Pete and his family have been attending the National Western Stock Show for the past 15 years. These days, he attends the shows with his wife, Rod and Rod's family.

This year, Rod's stepdaughter, Taylore Wille, will show the sheep in some of the junior divisions.

But while Pete is looking to expand the minds of young city dwellers, Rod says he takes a more competitive approach to attending the stock show. "I like to see our sheep do well," Rod said. "It's a nice reward after looking after them for the entire year."

Traditionally, the Wille sheep have always done well. The ranch has produced a number of grand and reserve champions over the years. Two years ago, the Wille ranch produced the champion flock.

Pete's other boys, Richard and Darwin, normally stay at home to care for the family ranch.

The National Western Stock Show opened today with several quarterhorse competitions. It will continue until Jan. 26, when it closes with the profile stock dog trials.
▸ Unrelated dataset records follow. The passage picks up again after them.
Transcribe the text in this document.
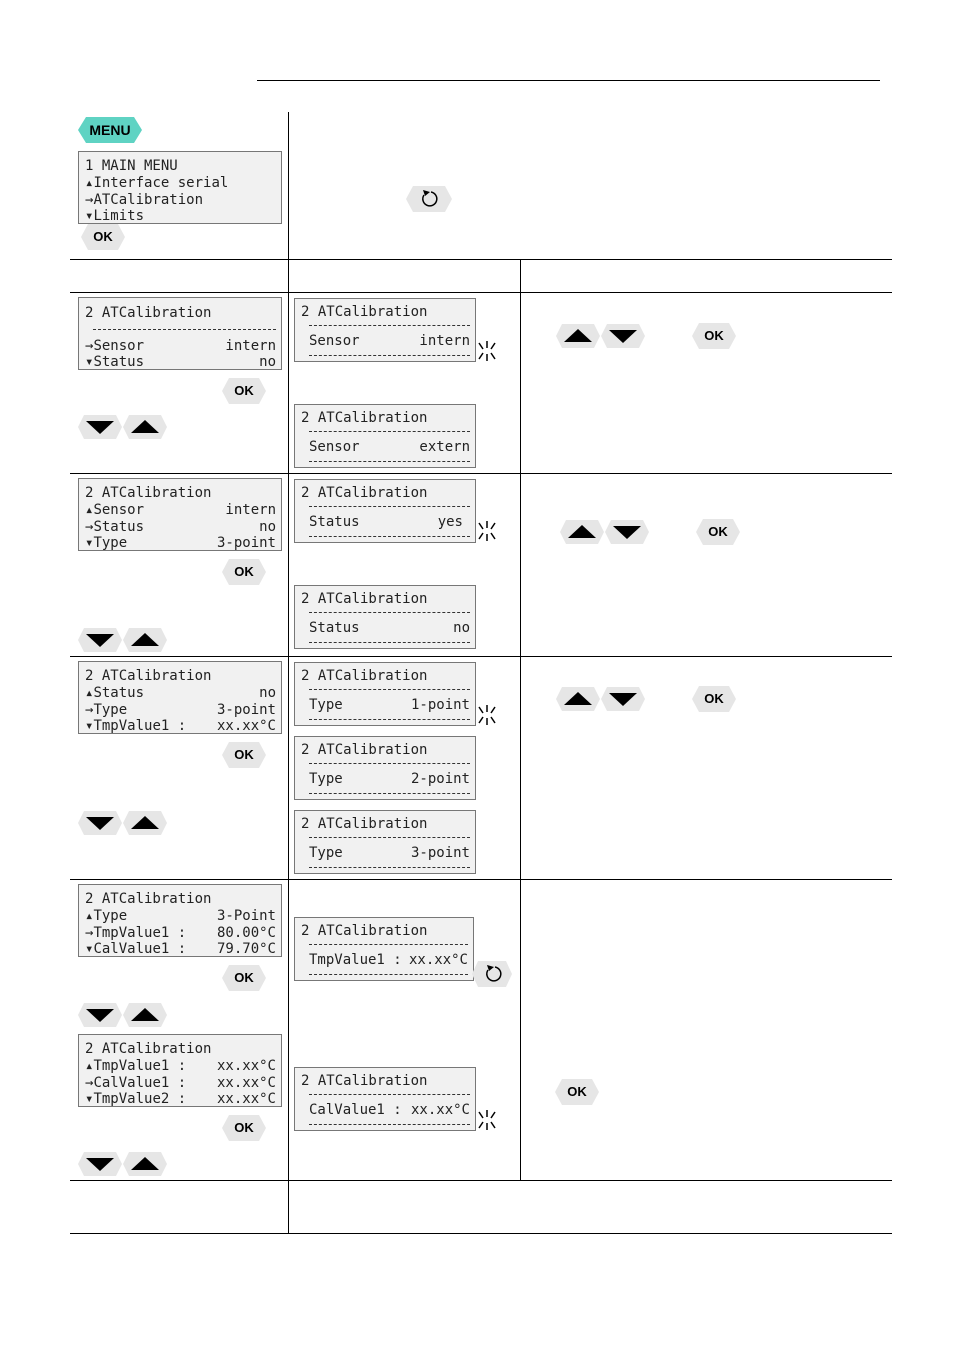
MENU
1 MAIN MENU
▴Interface serial
→ATCalibration
▾Limits
OK
2 ATCalibration
intern
→Sensor
no
▾Status
OK
2 ATCalibration
intern
Sensor
2 ATCalibration
extern
Sensor
OK
2 ATCalibration
intern
▴Sensor
no
→Status
3-point
▾Type
OK
2 ATCalibration
yes
Status
2 ATCalibration
no
Status
OK
2 ATCalibration
no
▴Status
3-point
→Type
xx.xx°C
▾TmpValue1 :
OK
2 ATCalibration
1-point
Type
2 ATCalibration
2-point
Type
2 ATCalibration
3-point
Type
OK
2 ATCalibration
3-Point
▴Type
80.00°C
→TmpValue1 :
79.70°C
▾CalValue1 :
OK
2 ATCalibration
xx.xx°C
▴TmpValue1 :
xx.xx°C
→CalValue1 :
xx.xx°C
▾TmpValue2 :
OK
2 ATCalibration
xx.xx°C
TmpValue1 :
2 ATCalibration
xx.xx°C
CalValue1 :
OK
The Willes will be in Denver Jan. 23-26.

In those few days, Pete hopes his animals will place well and he will pass on a little of the ranching knowledge he has spent a lifetime collecting.

"For me, the whole thing is an educational program," Pete said. "It's a chance to educate some of those city people about where their food, and in our case clothing, comes from."

The longtime Routt County rancher said he plans to spend several days at the show and he is already prepared to answer the predictable questions ranging from "Does that hurt the sheep?" to "What kind of fur is that?"

Wille promises not to laugh (although he might crack a smile and then chuckle a bit to himself) and said he will try to answer all the questions the young minds can come up with -- and hopefully set them straight on the whole fur thing.

He is also hoping that the six or so sheep he takes will do well in the shows; however, for Pete, winning is not the main reason he goes to the stock show.

"We try not to take it too seriously," he said. "It's like I told the kids at the (Routt County) fair: The blue ribbon is just one man's opinion. This sheep might not win today, but if you load it up and take it 50 miles down the road, it might just win the blue ribbon tomorrow."

Wille is just one of several Routt County residents who will be at the stock show this year. Other stock show veterans, including Barry Castagnasso (who raises Clydesdales) and Sandra McRoy and her father John (who expect to show six horses) will also be at the stock show in the next few weeks.